Holocaust survivors who claim to have been treated unfairly by the commission set up to settle claims based on life insurance policies issued in pre-World War II Europe cannot sue the commission, the Court of Appeal for this district ruled yesterday.

“The foreign policy of the United States with respect to claims for unpaid insurance benefits arising out of the Holocaust era favors settlement over litigation, and provides that the exclusive forum for resolution of such claims should be the International Commission on Holocaust Era Insurance Claims,” Justice Walter Croskey wrote for Div. Three.

“While this foreign policy is reflected in executive agreements the President signed with Germany and Austria, the policy itself extends to claims against insurance companies in nations with which no executive agreement has been executed,” the justice went on to say.

The ruling affirms Los Angeles Superior Court Judge William Highberger’s dismissal of a suit by Holocaust survivors and their heirs against the commission. The plaintiffs alleged that the commission’s procedures for handling their claims against the Italian insurer Assicurazioni Generali violate California’s unfair business practices statute.

Agreement Reached

The commission was established in 1998 as part of an agreement in which Generali and five other insurers arranged to contribute $400 million—with one-fourth of that coming from the Italian company—to resolve claims for the deaths of policyholders from countries other than Germany and Austria who died in the Holocaust.

The German and Austrian claims were the subject of a separate $5.1 billion settlement endorsed by international agreement.

Numerous claimants have alleged that when they attempted to collect on the policies after World War II, they were told that they could not be paid due to the lack of a death certificate or a written policy. The insurers asserted that they owed nothing to claimants where the policy was confiscated by the Nazis and payment made on their demand before the fall of the Third Reich, on policies issued in Eastern Europe by affiliates that were later nationalized by Communist governments, or where they could not find proof that a policy was ever issued.

The commission—a private association organized under Swiss law—is chaired by former Secretary of State Lawrence Eagleburger and includes California Insurance Commissioner John Garamendi, two other American insurance regulators, and representatives of several Jewish organizations.

Settlement Evaluations

The commission evaluates claims and makes settlement offers according to certain guidelines. The practices complained of in the suit include denial of claims based on “negative evidence”—the lack of proof of insurance in the insurer’s files, even if those records are known to be incomplete or incorrect.

The plaintiffs also allege that the commission’s agreement to seek dismissal of suits against the member insurers violates their right of access to courts, that settlement offers are unreasonably low, and that the commission is biased against claimants.

One of the plaintiffs, Auschwitz survivor Manny Steinberg of West Hills, told the Jewish Journal, a Los Angeles weekly, two years ago that the commission practices reminded him of the way the Nazis would choose which Jews would live and which would die at the concentration camp.

“Eagleburger and Generali act like little gods.”

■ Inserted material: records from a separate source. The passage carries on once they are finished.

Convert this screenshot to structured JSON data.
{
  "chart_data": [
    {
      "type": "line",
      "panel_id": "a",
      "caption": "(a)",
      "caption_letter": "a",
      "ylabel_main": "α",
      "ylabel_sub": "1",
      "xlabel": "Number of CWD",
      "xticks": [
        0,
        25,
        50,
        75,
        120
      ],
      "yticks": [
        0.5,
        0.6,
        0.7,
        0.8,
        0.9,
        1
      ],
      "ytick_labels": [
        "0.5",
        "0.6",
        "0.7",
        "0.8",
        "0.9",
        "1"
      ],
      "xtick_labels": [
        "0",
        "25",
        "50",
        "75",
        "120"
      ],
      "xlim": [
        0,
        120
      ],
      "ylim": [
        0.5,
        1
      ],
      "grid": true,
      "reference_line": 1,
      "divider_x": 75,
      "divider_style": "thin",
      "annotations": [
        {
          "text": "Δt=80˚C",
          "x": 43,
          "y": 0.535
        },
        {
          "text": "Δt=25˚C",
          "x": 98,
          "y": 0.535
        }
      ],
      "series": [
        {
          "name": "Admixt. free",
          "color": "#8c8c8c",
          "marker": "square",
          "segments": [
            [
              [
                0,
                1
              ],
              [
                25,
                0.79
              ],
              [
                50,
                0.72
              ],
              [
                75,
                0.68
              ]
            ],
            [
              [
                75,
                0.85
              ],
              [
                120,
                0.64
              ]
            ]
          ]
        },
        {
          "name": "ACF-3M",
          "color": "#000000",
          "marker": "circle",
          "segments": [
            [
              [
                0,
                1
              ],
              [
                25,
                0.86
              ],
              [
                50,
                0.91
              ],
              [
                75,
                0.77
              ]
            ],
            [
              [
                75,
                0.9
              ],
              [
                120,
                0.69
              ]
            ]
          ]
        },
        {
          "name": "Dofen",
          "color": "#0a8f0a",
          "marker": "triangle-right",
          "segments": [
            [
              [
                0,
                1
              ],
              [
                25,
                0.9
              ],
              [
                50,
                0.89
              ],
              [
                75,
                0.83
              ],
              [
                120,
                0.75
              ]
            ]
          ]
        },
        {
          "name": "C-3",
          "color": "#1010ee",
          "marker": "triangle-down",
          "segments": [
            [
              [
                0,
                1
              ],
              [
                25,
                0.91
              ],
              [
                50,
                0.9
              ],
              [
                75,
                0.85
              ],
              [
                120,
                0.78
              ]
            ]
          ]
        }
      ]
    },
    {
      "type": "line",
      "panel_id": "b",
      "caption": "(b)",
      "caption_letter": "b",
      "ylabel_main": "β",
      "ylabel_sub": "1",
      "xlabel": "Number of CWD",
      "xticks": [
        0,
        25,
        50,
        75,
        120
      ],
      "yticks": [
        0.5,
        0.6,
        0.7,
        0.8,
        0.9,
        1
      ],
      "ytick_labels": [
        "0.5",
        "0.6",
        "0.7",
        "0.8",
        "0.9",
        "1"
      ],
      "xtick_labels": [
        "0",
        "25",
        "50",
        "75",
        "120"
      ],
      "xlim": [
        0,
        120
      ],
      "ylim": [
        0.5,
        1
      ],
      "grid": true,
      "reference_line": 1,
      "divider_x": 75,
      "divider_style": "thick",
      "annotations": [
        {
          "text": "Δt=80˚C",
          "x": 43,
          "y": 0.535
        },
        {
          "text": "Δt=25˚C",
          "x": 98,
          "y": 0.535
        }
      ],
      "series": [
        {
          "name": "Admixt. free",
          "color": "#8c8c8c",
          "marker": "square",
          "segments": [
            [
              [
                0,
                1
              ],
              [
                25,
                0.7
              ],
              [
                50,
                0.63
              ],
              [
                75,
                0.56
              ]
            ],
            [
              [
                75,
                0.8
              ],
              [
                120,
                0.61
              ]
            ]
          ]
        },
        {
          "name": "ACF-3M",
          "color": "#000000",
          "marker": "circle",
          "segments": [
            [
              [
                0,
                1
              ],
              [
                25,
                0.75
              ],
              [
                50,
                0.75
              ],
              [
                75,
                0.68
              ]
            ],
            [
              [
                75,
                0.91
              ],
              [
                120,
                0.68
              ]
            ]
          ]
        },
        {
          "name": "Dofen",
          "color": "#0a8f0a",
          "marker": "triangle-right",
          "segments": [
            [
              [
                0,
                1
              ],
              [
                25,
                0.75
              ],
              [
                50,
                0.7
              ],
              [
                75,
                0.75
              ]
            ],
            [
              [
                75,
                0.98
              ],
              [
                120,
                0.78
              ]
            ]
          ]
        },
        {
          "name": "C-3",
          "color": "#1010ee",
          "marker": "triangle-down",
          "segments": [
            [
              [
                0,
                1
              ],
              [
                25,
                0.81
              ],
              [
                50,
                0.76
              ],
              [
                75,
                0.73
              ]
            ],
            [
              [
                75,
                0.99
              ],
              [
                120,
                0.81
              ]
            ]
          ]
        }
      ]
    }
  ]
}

In sustaining the commission’s demurrer and alternatively granting its motion to quash service, Highberger said the case involved a matter “under the primary jurisdiction of our executive branch in conducting the foreign relations of this country,” and that there was an insufficient nexus between the commission’s California activities and the plaintiffs’ allegations to sustain long-arm jurisdiction.

 The Court of Appeal agreed with Highberger as to preemption and did not reach the jurisdictional issue.

Croskey cited American Ins. Assn. v. Garamendi (2003) 539 U.S. 39, which struck down a California law designed to assist state residents in collecting on policies issued by insurers who do business in the United States. That case, like this one, reflects the principle that state courts must honor expressions of U.S. foreign policy, even where there is no statute expressly preempting their exercise of jurisdiction.

The case is Steinberg v. International Commission on Holocaust Era Insurance Claims, 05 S.O.S. 4771.